- Title card
- Genre: Horror Mystery Thriller
- Based on: She Who Was No More (Celle qui n'était plus) by Pierre Boileau and Thomas Narcejac
- Written by: Carol Sobieski
- Directed by: John Badham
- Starring: Tuesday Weld Joan Hackett Sam Waterston
- Music by: Billy Goldenberg
- Country of origin: United States
- Original language: English

Production
- Producer: Aaron Rosenberg
- Cinematography: Mario Tosi
- Editor: David Rawlins
- Running time: 97 minutes
- Production companies: ABC Circle Films Aaron Rosenberg/Charles Lederer Productions

Original release
- Network: ABC
- Release: November 24, 1974

= Reflections of Murder =

Reflections of Murder is a 1974 made-for-TV movie that was produced by ABC. A suspense-horror mystery thriller film, it is a remake of the classic 1955 French film Les Diaboliques. John Badham directed, from Carol Sobieski's script. The cast was led by Tuesday Weld, Joan Hackett and Sam Waterston in the primary roles. Reflections of Murder was released to home video on the VHS format in the 1980s, but has not yet received an official DVD release.

==Plot==

Claire Elliot is the abused wife of vicious schoolmaster Michael, who takes great delight in belittling and emotionally abusing her both in public and in private. Michael is also openly carrying on an affair with one of the school's teachers, Vicky, who he sometimes physically assaults. Having grown tired of his cruelty, the two women conspire to murder him and stage the act to look like an accident.

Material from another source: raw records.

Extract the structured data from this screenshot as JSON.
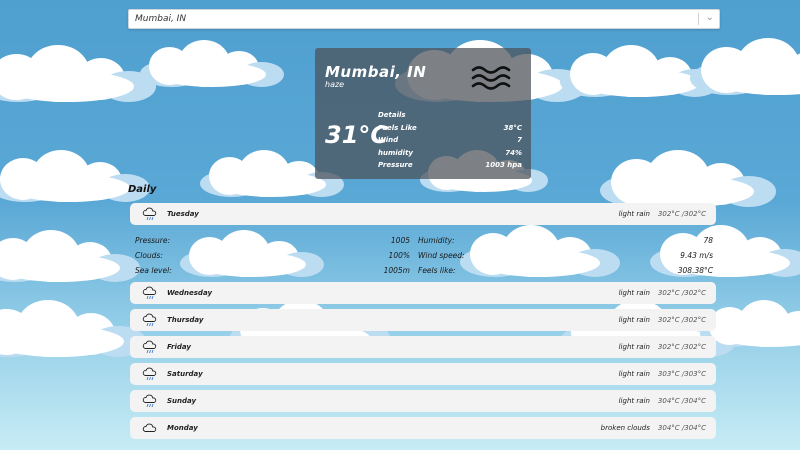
{
  "search": {
    "value": "Mumbai, IN"
  },
  "current": {
    "city": "Mumbai, IN",
    "description": "haze",
    "icon": "wind-icon",
    "temperature": "31°C",
    "details_title": "Details",
    "details": [
      {
        "label": "Feels Like",
        "value": "38°C"
      },
      {
        "label": "Wind",
        "value": "7"
      },
      {
        "label": "humidity",
        "value": "74%"
      },
      {
        "label": "Pressure",
        "value": "1003 hpa"
      }
    ]
  },
  "daily_title": "Daily",
  "days": [
    {
      "day": "Tuesday",
      "icon": "rain-cloud-icon",
      "condition": "light rain",
      "temps": "302°C /302°C"
    },
    {
      "day": "Wednesday",
      "icon": "rain-cloud-icon",
      "condition": "light rain",
      "temps": "302°C /302°C"
    },
    {
      "day": "Thursday",
      "icon": "rain-cloud-icon",
      "condition": "light rain",
      "temps": "302°C /302°C"
    },
    {
      "day": "Friday",
      "icon": "rain-cloud-icon",
      "condition": "light rain",
      "temps": "302°C /302°C"
    },
    {
      "day": "Saturday",
      "icon": "rain-cloud-icon",
      "condition": "light rain",
      "temps": "303°C /303°C"
    },
    {
      "day": "Sunday",
      "icon": "rain-cloud-icon",
      "condition": "light rain",
      "temps": "304°C /304°C"
    },
    {
      "day": "Monday",
      "icon": "cloud-icon",
      "condition": "broken clouds",
      "temps": "304°C /304°C"
    }
  ],
  "expanded": {
    "rows": [
      {
        "l_label": "Pressure:",
        "l_value": "1005",
        "r_label": "Humidity:",
        "r_value": "78"
      },
      {
        "l_label": "Clouds:",
        "l_value": "100%",
        "r_label": "Wind speed:",
        "r_value": "9.43 m/s"
      },
      {
        "l_label": "Sea level:",
        "l_value": "1005m",
        "r_label": "Feels like:",
        "r_value": "308.38°C"
      }
    ]
  }
}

But after committing the deed his body disappears, and the women begin to fear that someone might be trying to drive them mad.

==Cast==
- Tuesday Weld as Vicky
- Joan Hackett as Claire Elliott
- Sam Waterston as Michael Elliott
- Lucille Benson as Mrs. Turner
- Michael Lerner as Jerry Steele
- Ed Bernard as Coroner
- R.G. Armstrong as Mr. Turner
- Lance Kerwin as Chip
- John Levin as Keith
- Jesse Vint as Cop on Freeway
- William Turner as Mr. Griffiths
- James A. Newcombe as Peter
- Sam Henriot as David
- Don Sparks as Photographer
- Sandra Coburn as Woman
- Rita Conde as Maid

==Remakes==

Two more remakes followed. The first was House of Secrets, another made-for-TV adaptation that was broadcast in 1993, starring Melissa Gilbert, Bruce Boxleitner, Kate Vernon, and Cicely Tyson. In 1996 Warner Bros. released a theatrical reworking of the material under the title Diabolique, scripted by Don Roos, directed by Jeremiah Chechik, and starring Sharon Stone, Isabelle Adjani, Chazz Palminteri, and Kathy Bates.